Phasenweise entwickeln sich sogar ein paar Längen. Obwohl das Buch wirklich
viel versprechend begann, fehlt den Charakteren das gewisse Etwas. Man hat als
Leser den Eindruck sie entwickeln sich nicht weiter. Die Protagonistinnen
erscheinen meistens ein wenig vorhersehbar und irgendwie eindimensional. Wer an
einem Buch das dreidimensionale Funkeln der Charaktere zu schätzen weiß, der
wird an diesem Buch definitiv wenig Freude haben, wer jedoch auf der Suche nach
flotter Unterhaltung zwischendurch ist, ist hier gut bedient. Das volle
Konfliktpotenzial des Buches wird jedoch nicht ausgeschöpft. Auch wer eine
Verbindung zu der klassischen Frauenunterhaltung (Chic Lit) zieht, ist hier
falsch. Für mich ist dieses Buch als Roman nicht weiter zu klassifizieren. Einerseits
ist dieses gut, andererseits weckt das Buch gewisse Erwartungen. Je nachdem wie
diese angelegt sind, kann der Leser an der einen oder anderen Stelle enttäuscht
werden.

Meiner Meinung nach hätte es dem Roman gut getan, wenn man
ihn ein wenig gestrafft hätte, das Ende hingegen hätte ruhig etwas
ausführlicher sein dürfen. Unterhaltsam war er ja durchaus, zur reinen
Unterhaltung auch sicherlich ganz brauchbar. Jedoch frage ich mich, ob
Isländerinnen und Isländer, die diesen Roman lesen, vielleicht einen anderen
Humor haben. Mir persönlich hat das Buch trotz aller Schwächen Spaß gemacht,
jedoch würde ich es nicht zu den besten Büchern zählen, die die Bücherwelt
derzeit zu bieten hat. Wenn man so will, kann man sagen, es ist ein guter Unterhaltungsroman.
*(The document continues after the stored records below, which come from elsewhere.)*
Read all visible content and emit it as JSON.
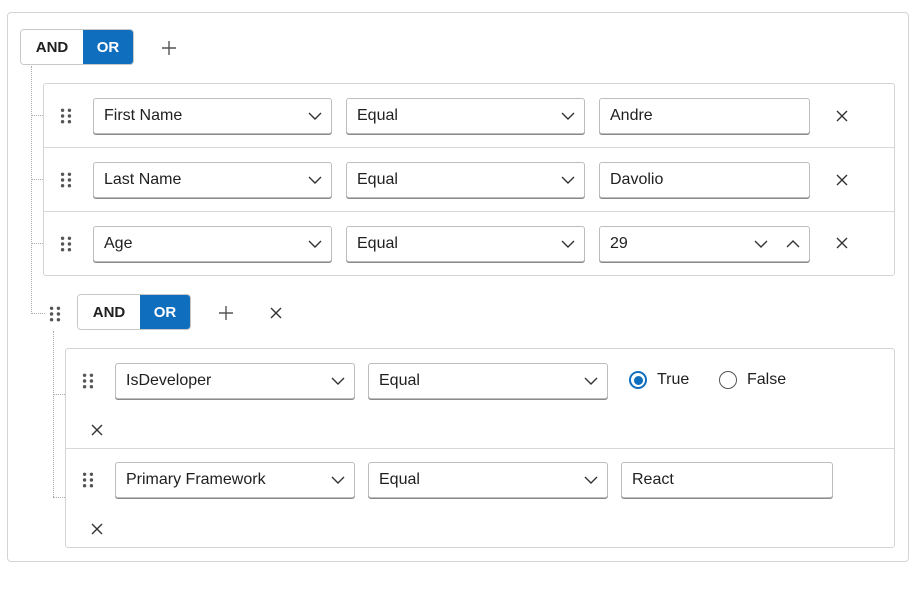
{
  "root_group": {
    "condition_and": "AND",
    "condition_or": "OR",
    "selected_condition": "OR",
    "rules": [
      {
        "field": "First Name",
        "operator": "Equal",
        "value": "Andre"
      },
      {
        "field": "Last Name",
        "operator": "Equal",
        "value": "Davolio"
      },
      {
        "field": "Age",
        "operator": "Equal",
        "value": "29"
      }
    ]
  },
  "nested_group": {
    "condition_and": "AND",
    "condition_or": "OR",
    "selected_condition": "OR",
    "rules": [
      {
        "field": "IsDeveloper",
        "operator": "Equal",
        "radio_true": "True",
        "radio_false": "False",
        "selected": "True"
      },
      {
        "field": "Primary Framework",
        "operator": "Equal",
        "value": "React"
      }
    ]
  },
  "colors": {
    "accent": "#106ebe",
    "border": "#d4d4d4"
  },
  "icons": {
    "add": "plus-icon",
    "remove": "close-icon",
    "drag": "drag-handle-icon",
    "dropdown": "chevron-down-icon",
    "spin_up": "chevron-up-icon"
  }
}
Insoweit ist es eigentlich schade, denn aus der Thematik und aus der
Parallelität hätte man vielleicht noch mehr herausholen können. Ich persönlich
muss zugeben, dass ich mir von diesem Roman etwas völlig anderes erwartet
hatte. Ich hatte diesen Roman nicht als klassischen Chic-Lit-Roman erwartet.
Das ist auch auf gar keinen Fall, jedoch hatte ich mir mehr von dieser
winterlichen Atmosphäre, von einem heimeligen Gefühl versprochen. Bei Hervör
habe ich dieses Gefühl auch gehabt, wenn sie im Café gearbeitet hat, bei der
anderen habe ich genau diese Atmosphäre weitestgehend vermisst. Alle
Protagonistinnen waren so angelegt, dass sie verschiedene Konflikte hatten,
aber ausgeschöpft wurde das volle Konfliktpotenzial nicht.